There is nothing wrong with being a human. As Corden said, these are the people who we can see in ourselves. There may not be much hero worship, but their draw is in their relatability. “Human” leaders inspire because they can connect on a personal level. They are less intimidating, more approachable, and more replicable.
There are plenty of humans who would like to become aliens. Unfortunately, the ways aliens practice leadership are aspirational, yet ultimately unattainable. There’s no harm in trying (depending on your level of authenticity), however a more realistic goal is to incorporate their habits in a seamless, natural manner that matches your style and the culture of your organization. Try a few of these tips:
Aliens are vision-oriented. An alien leader is renowned for their focus in a particular area. They have a clear, uncompromising vision and use it to set expectations for their team. With this understanding, employees are largely empowered to complete initiatives on their own. The leader remains involved to the degree needed and, so long as the vision remains intact, they can cede control knowing that the direction of the organization is in good hands.
Aliens innovate. Those who have risen to the alien-level of leadership did so by transcending the status quo. They are obsessed with finding new, inventive solutions and surround themselves with self-motivated people who are also willing to take bold risks.
To be more alien, you must increase your team’s threshold for taking chances. While your inner monologue may be conservative, to build a culture of creativity, others need to feel free to take calculated risks without fear of reprisal. To demonstrate how to fail, admit your failed attempts, including what you learned and how you will avoid making the mistakes next time. When someone else fails, use it as an opportunity to laud their risk taking. And, if you are feeling especially generous, incentivize failed attempts to motivate others to make their own ambitious attempts.
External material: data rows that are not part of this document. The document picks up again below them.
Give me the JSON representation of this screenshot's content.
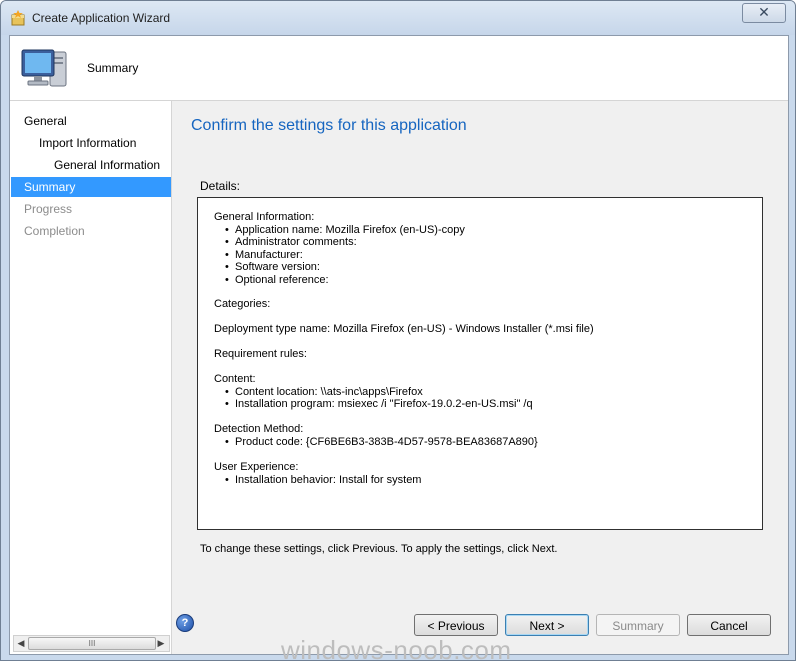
{
  "window": {
    "title": "Create Application Wizard",
    "close_glyph": "✕"
  },
  "header": {
    "title": "Summary"
  },
  "sidebar": {
    "steps": [
      {
        "label": "General",
        "state": "normal",
        "indent": 0
      },
      {
        "label": "Import Information",
        "state": "normal",
        "indent": 1
      },
      {
        "label": "General Information",
        "state": "normal",
        "indent": 2
      },
      {
        "label": "Summary",
        "state": "active",
        "indent": 0
      },
      {
        "label": "Progress",
        "state": "disabled",
        "indent": 0
      },
      {
        "label": "Completion",
        "state": "disabled",
        "indent": 0
      }
    ],
    "scroll_thumb_glyph": "III"
  },
  "main": {
    "title": "Confirm the settings for this application",
    "details_label": "Details:",
    "details": {
      "general_heading": "General Information:",
      "general_items": [
        "Application name: Mozilla Firefox (en-US)-copy",
        "Administrator comments:",
        "Manufacturer:",
        "Software version:",
        "Optional reference:"
      ],
      "categories": "Categories:",
      "deployment_type": "Deployment type name: Mozilla Firefox (en-US) - Windows Installer (*.msi file)",
      "requirement_rules": "Requirement rules:",
      "content_heading": "Content:",
      "content_items": [
        "Content location: \\\\ats-inc\\apps\\Firefox",
        "Installation program: msiexec /i \"Firefox-19.0.2-en-US.msi\" /q"
      ],
      "detection_heading": "Detection Method:",
      "detection_items": [
        "Product code: {CF6BE6B3-383B-4D57-9578-BEA83687A890}"
      ],
      "ux_heading": "User Experience:",
      "ux_items": [
        "Installation behavior: Install for system"
      ]
    },
    "footer_note": "To change these settings, click Previous. To apply the settings, click Next."
  },
  "buttons": {
    "previous": "< Previous",
    "next": "Next >",
    "summary": "Summary",
    "cancel": "Cancel",
    "help": "?"
  },
  "watermark": "windows-noob.com",
  "colors": {
    "accent": "#3399ff",
    "title_blue": "#1565c0"
  }
}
Aliens are involved. Whether they are interacting with employees, investors, or vendors, alien leaders are engaged and hands-on. They seek chances to network and are committed to learn as much as they can from others. Aliens also prioritize development opportunities where they can coach, mentor, and provide feedback. They handpick protégés and remain acutely aware of their responsibilities, challenges, and progress.
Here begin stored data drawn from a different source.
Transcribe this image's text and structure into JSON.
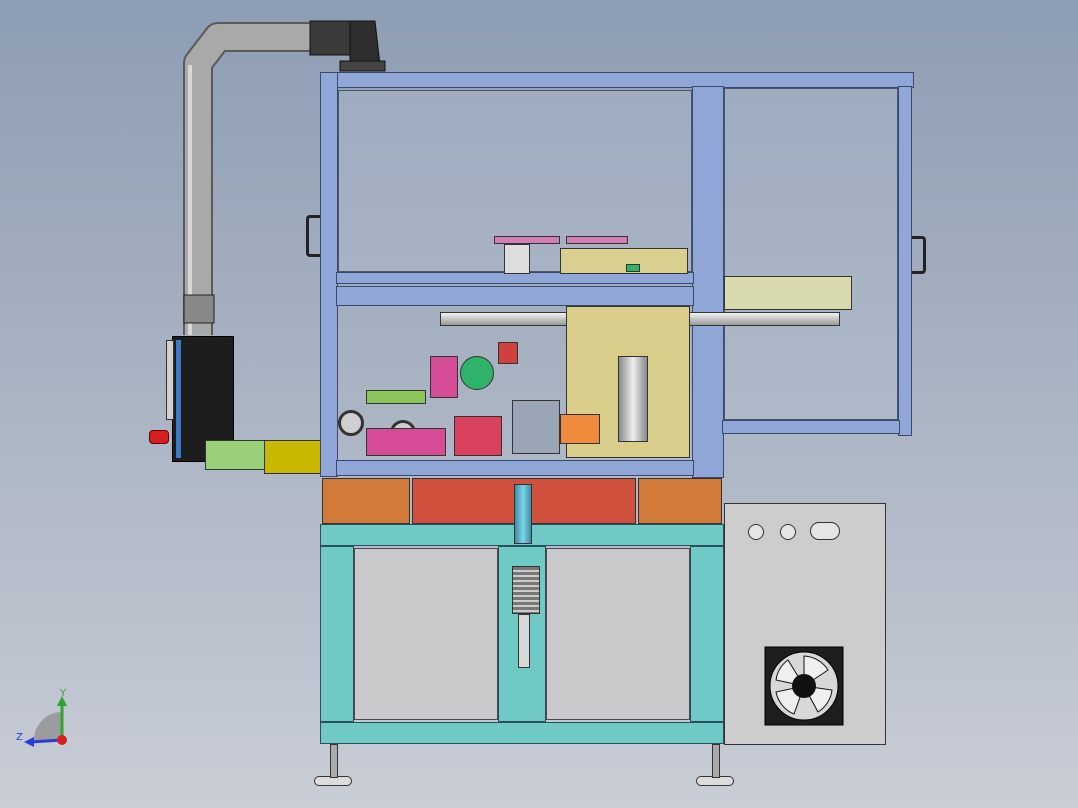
{
  "viewport": {
    "name": "cad-assembly-viewport"
  },
  "triad": {
    "y_label": "Y",
    "z_label": "Z"
  },
  "colors": {
    "frame": "#8fa6d6",
    "base": "#6fcac6",
    "orange": "#d27a3a",
    "red": "#d0503e",
    "cabinet": "#c9c9cb",
    "estop": "#d62020"
  }
}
Attaining an alien’s level of involvement is a practice that all leaders (humans included) can easily grasp. Carve out time in each day to remain connected. Regular contact with employees positions you to be in-tune with the culture, the personalities, and the quality of work. You will also be more aware of the decisions being made and you’ll be able to enforce accountability in real time.
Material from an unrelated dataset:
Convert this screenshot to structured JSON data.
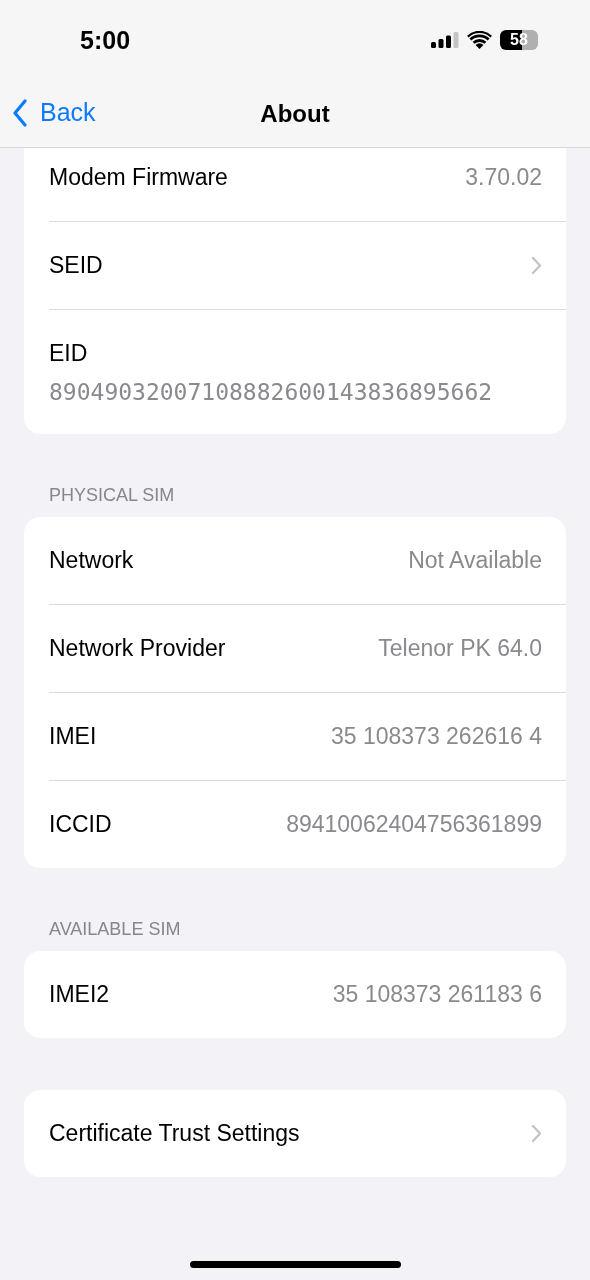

If you are torn between whether you’re an alien or human, just assume you fall in the later camp. After all, an alien is probably too removed to even consider this question. Once this reality sets in, it’s time to elevate the leadership of your mere humanness through alien-approved best practices. Set your vision, embrace innovation, and get involved. This may feel foreign at first, but by creating these preconditions for trust (a great term from HBR’s Sydney Finkelstein), you never know who will look to you as an alien.